The strength of this study includes its national representative sampling design, including more than 80,000 adults, and the data examined from 2007 to 2020, including the early COVID-19 pandemic period. Through this dataset, we can interpret the nationwide longitudinal prevalence of CKD in Korea and understand the effect of the pandemic. This study had some limitations. First, there is a lack of evidence to conclude that the prevalence of CKD decreased during the COVID-19 pandemic because we included only the 1st year of the COVID-19 pandemic period (transitional zone). Considering the lockdown policy due to fear of new-onset airborne infection, not only the behavior of participants but also obligatory policies could be a greater factor when interpreting patterns of medical consumption in Korea. For instance, there are more opportunities for diverse physical activities than in 2020. Therefore, if nationwide data from 2021 are gathered, additional analysis of the prevalence of CKD needs to be conducted. Second, there may have been a possibility of selection bias. However, participants were encouraged to participate in KNHANES unless there were unavoidable circumstances preventing them from doing so. The response rates of the survey were 71.1% in 2019 and 71.3% in 2020, indicating that the impact of COVID-19 on response rates was negligible. Third, the two-week timeframe for outpatient visits may be a limitation of this study, as it may be too short to capture all outpatient visits. Unfortunately, additional analyses according to the duration of follow-up were not possible because the KNHANES questionnaire only includes outpatient visits within the past two weeks as a survey item, without other visit timeframes. While regular outpatient visits of chronic patients or outpatient clinic visits for a cold or fever could lead to misclassification bias, the overall interpretation of the study is not affected. Fourth, this study used a definition of CKD based on a single eGFR value check-up, which did not meet the accurate KDIGO criteria requiring at least two eGFR values measured at least 90 days apart. Lastly, we could not analyze races and ethnicities other than those of South Koreans. Hence, further research on the impact of the pandemic in other countries is needed.

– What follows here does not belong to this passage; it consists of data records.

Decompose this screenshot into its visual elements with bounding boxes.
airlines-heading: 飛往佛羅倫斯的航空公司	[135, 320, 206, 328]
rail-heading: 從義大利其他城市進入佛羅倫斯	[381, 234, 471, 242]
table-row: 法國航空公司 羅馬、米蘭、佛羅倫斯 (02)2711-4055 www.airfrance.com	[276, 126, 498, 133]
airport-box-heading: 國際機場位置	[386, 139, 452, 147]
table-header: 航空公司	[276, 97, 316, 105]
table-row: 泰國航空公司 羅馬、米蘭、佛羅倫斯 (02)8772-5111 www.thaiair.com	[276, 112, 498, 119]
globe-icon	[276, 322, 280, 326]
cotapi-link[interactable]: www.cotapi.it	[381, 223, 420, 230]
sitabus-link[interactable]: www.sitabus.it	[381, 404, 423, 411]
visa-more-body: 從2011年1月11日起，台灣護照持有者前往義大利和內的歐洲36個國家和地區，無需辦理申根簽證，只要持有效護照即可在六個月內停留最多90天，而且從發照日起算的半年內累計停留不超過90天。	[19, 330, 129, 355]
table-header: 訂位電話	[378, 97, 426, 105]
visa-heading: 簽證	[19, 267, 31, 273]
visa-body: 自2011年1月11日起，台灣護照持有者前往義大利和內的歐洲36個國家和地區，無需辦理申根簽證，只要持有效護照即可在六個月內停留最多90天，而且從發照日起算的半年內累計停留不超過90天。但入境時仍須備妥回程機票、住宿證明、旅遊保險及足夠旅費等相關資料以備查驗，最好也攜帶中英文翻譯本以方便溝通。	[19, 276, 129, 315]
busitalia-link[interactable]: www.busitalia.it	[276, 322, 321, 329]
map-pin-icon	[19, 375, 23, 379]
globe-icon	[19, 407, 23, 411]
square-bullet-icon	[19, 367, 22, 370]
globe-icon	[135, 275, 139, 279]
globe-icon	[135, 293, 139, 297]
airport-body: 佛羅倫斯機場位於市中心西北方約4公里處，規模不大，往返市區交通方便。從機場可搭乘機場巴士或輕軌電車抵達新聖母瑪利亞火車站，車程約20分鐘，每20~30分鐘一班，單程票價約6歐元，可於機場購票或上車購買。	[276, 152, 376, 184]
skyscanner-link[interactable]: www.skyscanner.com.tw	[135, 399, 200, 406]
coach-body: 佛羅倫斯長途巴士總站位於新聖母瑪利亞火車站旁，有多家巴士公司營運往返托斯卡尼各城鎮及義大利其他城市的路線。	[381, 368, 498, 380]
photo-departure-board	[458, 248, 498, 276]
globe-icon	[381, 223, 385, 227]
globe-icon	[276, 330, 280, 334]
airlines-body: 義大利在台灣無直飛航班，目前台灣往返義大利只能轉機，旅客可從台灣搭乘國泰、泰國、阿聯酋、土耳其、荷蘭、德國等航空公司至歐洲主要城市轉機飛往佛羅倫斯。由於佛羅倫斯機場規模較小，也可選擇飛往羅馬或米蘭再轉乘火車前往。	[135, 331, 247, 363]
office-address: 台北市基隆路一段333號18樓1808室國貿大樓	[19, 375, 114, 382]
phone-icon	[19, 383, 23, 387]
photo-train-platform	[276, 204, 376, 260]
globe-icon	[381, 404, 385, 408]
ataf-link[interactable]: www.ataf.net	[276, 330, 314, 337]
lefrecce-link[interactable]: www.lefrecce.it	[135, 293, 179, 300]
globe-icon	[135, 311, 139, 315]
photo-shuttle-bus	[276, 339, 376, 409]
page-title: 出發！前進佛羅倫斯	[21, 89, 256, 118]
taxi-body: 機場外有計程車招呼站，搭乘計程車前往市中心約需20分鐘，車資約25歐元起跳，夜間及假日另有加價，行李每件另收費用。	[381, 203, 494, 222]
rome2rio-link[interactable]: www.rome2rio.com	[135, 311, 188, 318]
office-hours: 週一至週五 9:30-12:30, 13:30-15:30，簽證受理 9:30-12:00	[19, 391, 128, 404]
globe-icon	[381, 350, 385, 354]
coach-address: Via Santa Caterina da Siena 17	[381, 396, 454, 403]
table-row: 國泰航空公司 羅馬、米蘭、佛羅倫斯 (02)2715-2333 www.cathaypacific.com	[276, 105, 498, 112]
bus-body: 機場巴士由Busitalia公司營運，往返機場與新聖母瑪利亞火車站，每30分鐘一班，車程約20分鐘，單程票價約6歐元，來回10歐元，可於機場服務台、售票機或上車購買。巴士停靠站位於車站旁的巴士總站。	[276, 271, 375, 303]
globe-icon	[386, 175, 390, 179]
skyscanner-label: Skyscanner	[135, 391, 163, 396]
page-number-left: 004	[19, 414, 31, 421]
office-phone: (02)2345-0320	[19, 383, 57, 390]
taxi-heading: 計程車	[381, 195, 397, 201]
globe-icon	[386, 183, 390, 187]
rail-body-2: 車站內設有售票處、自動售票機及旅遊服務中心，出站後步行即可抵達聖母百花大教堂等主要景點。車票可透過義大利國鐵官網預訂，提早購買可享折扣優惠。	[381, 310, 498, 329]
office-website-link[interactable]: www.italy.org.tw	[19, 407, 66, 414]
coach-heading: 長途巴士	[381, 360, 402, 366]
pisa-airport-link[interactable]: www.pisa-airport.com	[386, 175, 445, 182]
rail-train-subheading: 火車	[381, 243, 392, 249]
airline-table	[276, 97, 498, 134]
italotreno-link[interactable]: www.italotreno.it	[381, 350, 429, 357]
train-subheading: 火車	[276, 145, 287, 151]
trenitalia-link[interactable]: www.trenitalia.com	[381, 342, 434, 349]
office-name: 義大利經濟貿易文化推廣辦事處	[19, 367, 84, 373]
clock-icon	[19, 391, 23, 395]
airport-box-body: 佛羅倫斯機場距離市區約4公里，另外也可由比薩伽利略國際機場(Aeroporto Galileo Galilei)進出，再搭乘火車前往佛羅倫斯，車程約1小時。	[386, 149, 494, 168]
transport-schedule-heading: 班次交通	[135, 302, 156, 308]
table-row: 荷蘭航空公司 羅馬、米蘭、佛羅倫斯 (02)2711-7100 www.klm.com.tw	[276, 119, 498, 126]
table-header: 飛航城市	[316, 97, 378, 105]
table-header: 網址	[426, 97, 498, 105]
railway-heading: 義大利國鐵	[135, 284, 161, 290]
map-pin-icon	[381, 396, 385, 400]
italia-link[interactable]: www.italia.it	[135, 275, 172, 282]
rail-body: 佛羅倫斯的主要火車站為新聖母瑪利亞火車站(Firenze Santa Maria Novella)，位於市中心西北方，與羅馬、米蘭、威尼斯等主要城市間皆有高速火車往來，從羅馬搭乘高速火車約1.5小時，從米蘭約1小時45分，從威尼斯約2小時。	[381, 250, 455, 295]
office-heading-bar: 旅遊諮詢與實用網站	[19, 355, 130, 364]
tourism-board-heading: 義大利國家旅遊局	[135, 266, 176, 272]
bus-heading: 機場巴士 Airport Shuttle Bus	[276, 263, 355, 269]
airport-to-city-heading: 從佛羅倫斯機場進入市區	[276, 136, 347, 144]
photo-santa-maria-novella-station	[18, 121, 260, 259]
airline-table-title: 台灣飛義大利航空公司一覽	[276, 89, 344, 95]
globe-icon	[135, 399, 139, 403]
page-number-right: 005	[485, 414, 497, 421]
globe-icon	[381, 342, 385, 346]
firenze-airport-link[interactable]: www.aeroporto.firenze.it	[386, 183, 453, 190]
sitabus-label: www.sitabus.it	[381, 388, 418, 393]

This study indicated that the national prevalence of CKD before the pandemic increased; however, the prevalence during the early pandemic period significantly decreased through a long-term trend analysis among Korean adults. Interestingly, young adults and those with low medical utilization showed significantly decreased CKD prevalence during the early pandemic. This downward slope in the prevalence of CKD may be related with lifestyle modification and environmental factors as a positive impact of COVID-19 in specific population. It is important to investigate further, as understanding the factors that influence the prevalence of CKD can help to identify healthcare policy strategies to prevent and manage the condition.